Eu sei que em questão de minutos eu vou deixar qualquer religioso puto da vida ou sem saber o que dizer se ele tentar defender os mitos e milagres da sua religião numa discussão, mas a coisa é extremamente mais complicada com essas “religiões modernas” baseadas em conspirações. Mesmo que sejam tão ridículas quanto o terraplanismo, são versões muito mais complexas e cheias de armadilhas argumentativas do que as fábulas tradicionais do cristianismo, islamismo, judaísmo, etc. E como o ser humano do século XXI é sim mais inteligente, ele tem milhares de caminhos para escapar no meio de uma discussão do tipo. A conversa nunca termina.

Não é à toa que a mentalidade religiosa encontrou lugar novamente na política: direita e esquerda trabalham com essas religiões modernizadas, muito mais apelativas para o cidadão médio de hoje.
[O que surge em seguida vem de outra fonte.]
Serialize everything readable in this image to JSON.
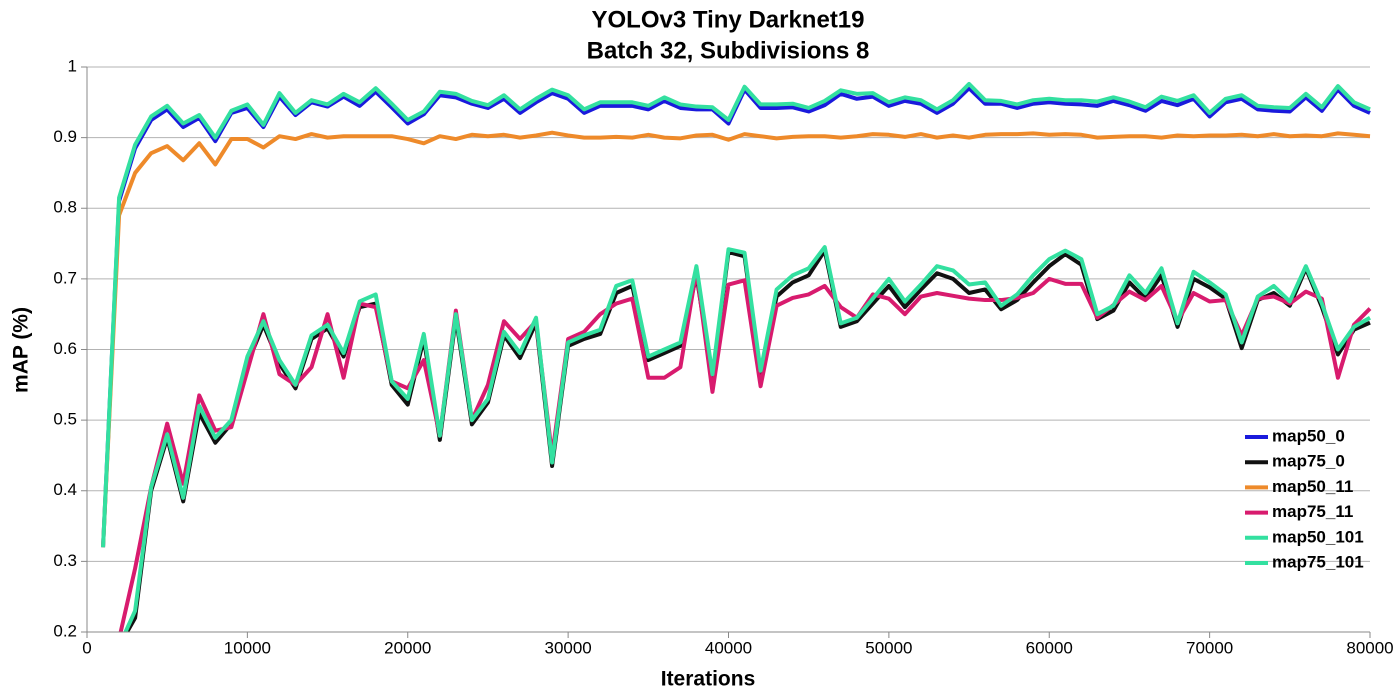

Não parece mais algo infantilóide como de costume no tema, parecem temas complexos, cheios de nuances e muitas vezes com estudos pseudocientíficos para dar suporte. Precisa de uma pesquisa dizendo que genética é uma invenção sexista? Tá na mão. Quer um estudo comprovando que máscaras aumentam o risco de contágio da covid? Não quer dois? As religiões modernas vão continuar crescendo porque acertaram precisamente no que estava faltando para o cidadão médio: profundidade na insanidade.
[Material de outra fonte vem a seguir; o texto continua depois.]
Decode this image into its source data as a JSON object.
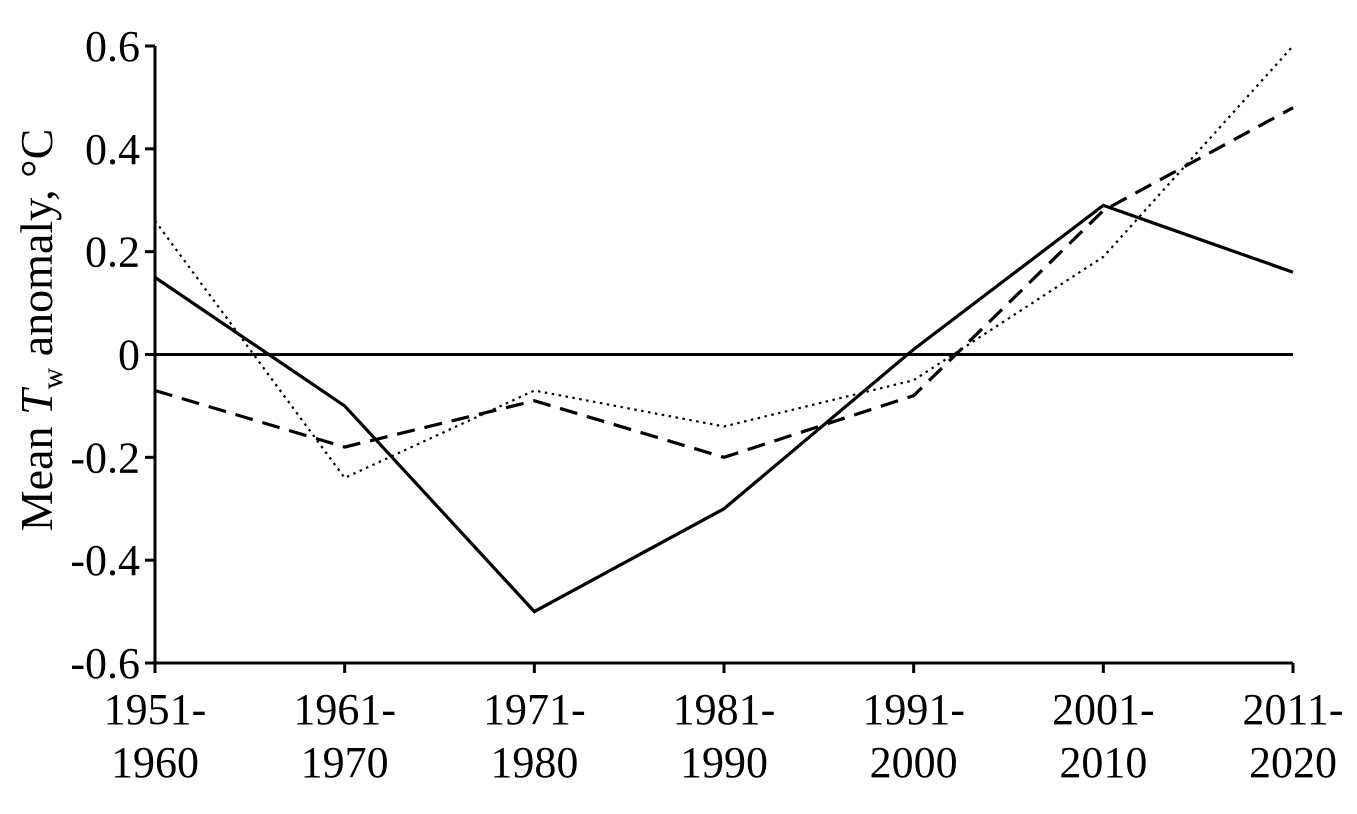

Sei que parece contraditório que esse grau de maluquice que estamos vendo seja resultado direto do ser humano ficando muito inteligente para o discurso religioso tradicional, mas a culpa é sua se você achava que inteligência sozinha resolvia alguma coisa. Inteligência é ferramenta. Você ainda tem que ter um propósito decente para fazer bom uso dela. Gente perdida pega essa ferramenta e constrói o QAnon…

Por um bom tempo eu tentei entender onde estava no espectro político nesse mundo, mas agora finalmente entendi por que não achava uma casa confortável em nenhum desses movimentos: eu sou ateu. Não colou antes, não cola agora.